Tué pour une partie de billard

Tué pour une partie de billard

Mounir n’aurait jamais pu se douter que sa vie s’achèverait à son dix-septième printemps. Issu d’une famille de Jnane Bekkar, à trois kilomètres du centre de Kelaât Sraghna, le jeune garçon, qui jouit d’une bonne réputation, est serviable et aime la vie. À l’âge de sept ans, il a été à l’école la plus proche pour poursuivre ses études. Avec succès, il est arrivé à la huitième année de l’enseignement fondamental.
Seulement l’échec qui s’en est suivi l’a mis en dehors de l’école et il est resté chez lui. Ses parents ont essayé de l’inscrire dans une école privée pour qu’il arrive à réaliser ses rêves. Mais en vain.
Dépourvus de moyens financiers à même de l’aider, ils ont fini par renoncer. Mounir leur a demandé de lui permettre d’aller à Casablanca pour se débrouiller afin d’épargner l’argent nécessaire pour reprendre ses études. Mais ils ont refusé. Ils n’ont pas accepté qu’il s’éloigne d’eux et ont craint qu’il soit absorbé par la mégapole. En conséquence, il est resté chez lui. Ses parents le prenaient en charge, en lui achetant des vêtements et lui donnant l’argent de poche. Bref, il vivait dans l’oisiveté. Il ne se réveillait que tardivement pour prendre son petit-déjeuner, puis son déjeuner avant de rejoindre ses amis au centre de Kelaât Sraghna, qui se trouvaient le plus souvent dans un café ou dans une salle de jeux. C’est d’ailleurs pas loin de là qu’il a été liquidé. Comment cela s’est-il passé?

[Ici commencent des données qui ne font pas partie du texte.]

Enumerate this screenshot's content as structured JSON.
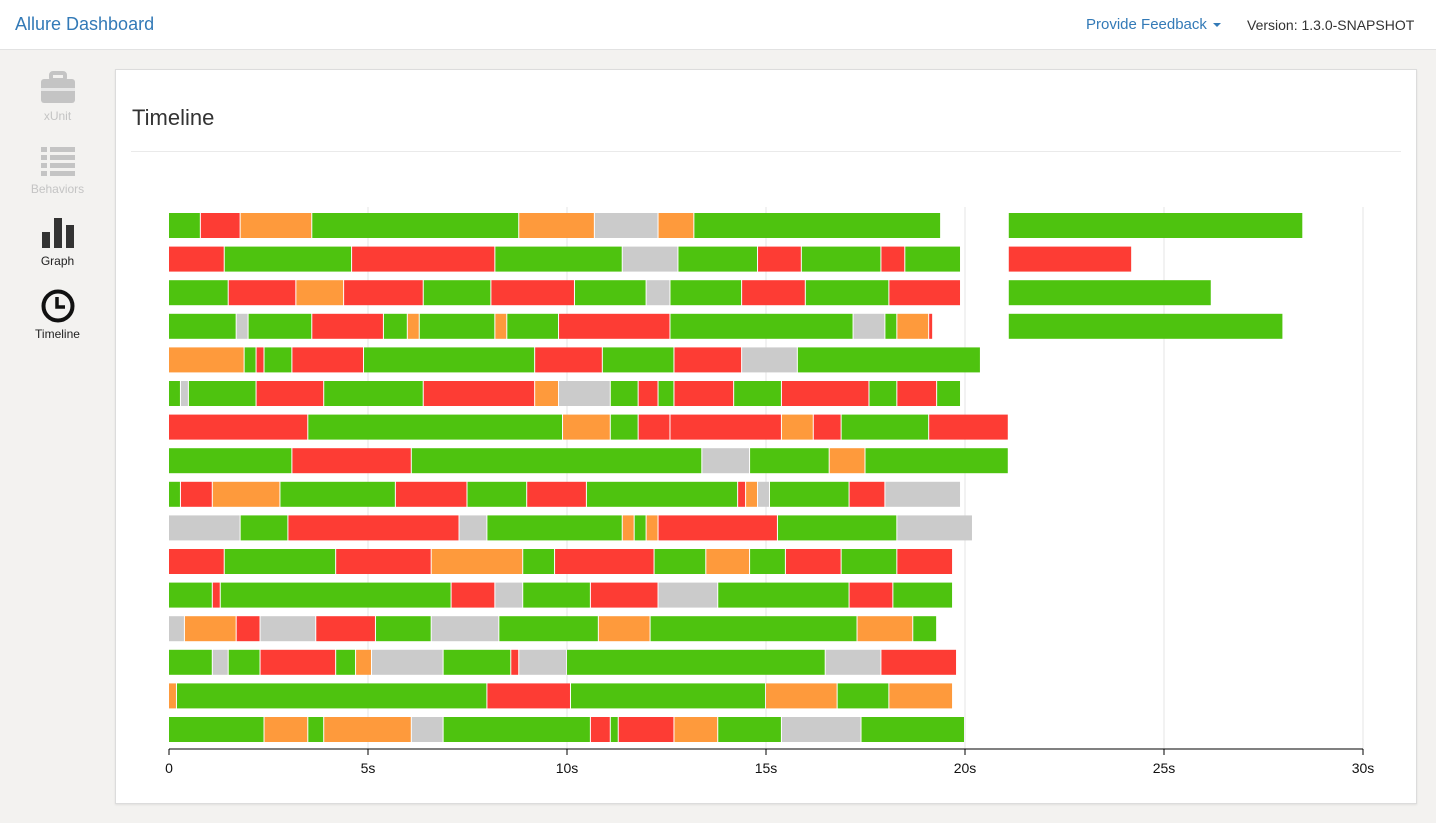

Mounir était, en ce jour de novembre, dans la salle de jeux. Il bavardait avec ses amis sans jouer au billard. Son tour n’est arrivé que plus tard. Quand il a commencé à jouer, ses adversaires étaient un trio du Jnane Bekkar et du douar Rouiche. C’étaient des connaissances à lui, surtout qu’il fréquentait lui aussi souvent cette salle de jeux, mais ils n’avaient pas de relations amicales avec lui. Et pourtant, il a accepté de jouer avec eux. D’une partie de billard à l’autre, un malentendu a éclaté entre eux. “J’ai déjà misé ma pièce“, a dit Mounir quand l’un du trio l’a interpellé, lui demandant de miser une pièce de cinq dirhams. D’un mot à l’autre, l’un du trio a asséné un coup de poing à Mounir. Ce dernier n’est pas resté les bras croisés. Il lui a donné également un coup de poing. Le sang a giclé du nez de son antagoniste. Le trio a tenté de se jeter sur Mounir. Seulement, ce dernier a pris la fuite. Après une course-poursuite de quelques minutes hors de la salle de jeux, ils l’ont rattrapé. Les badauds sont intervenus pour les empêcher de le maltraiter. Le trio a reculé, faisant semblant qu’ils ne le toucheraient plus, qu’ils le laisseraient aller en paix.
Toutefois, après que les badauds se soient dispersés, les trois poursuiveurs ont couru derrière lui une fois encore. Ils l’ont rattrapé et ont commencé à le malmener violemment. Coups de poing et coups de pied pleuvaient. Mounir qui criait au secours a tenté de résister en donnant d’une fois à l’autre un coup de poing à l’un de ses agresseurs. Pour finir la bagarre, l’un des trois amis s’est saisi d’un couteau qu’il dissimulait sous ses vêtements et lui a porté un coup au niveau de la poitrine. Après quoi, les trois jeunes, âgés respectivement de dix-huit, dix-neuf et vingt et un ans, ont pris la fuite. Arrivant sur les lieux, les habitants ont transporté le malheureux jeune homme à bord d’un taxi à destination de l’hôpital.
Alertés, les éléments de la police judiciaire se sont dépêchés sur les lieux pour entamer les investigations nécessaires pour arrêter les trois voyous. Entre-temps, Mounir a rendu l’âme à l’hôpital. Et le trio a fini par être intercepté et traduit devant la Chambre criminelle près la Cour d’appel de Marrakech.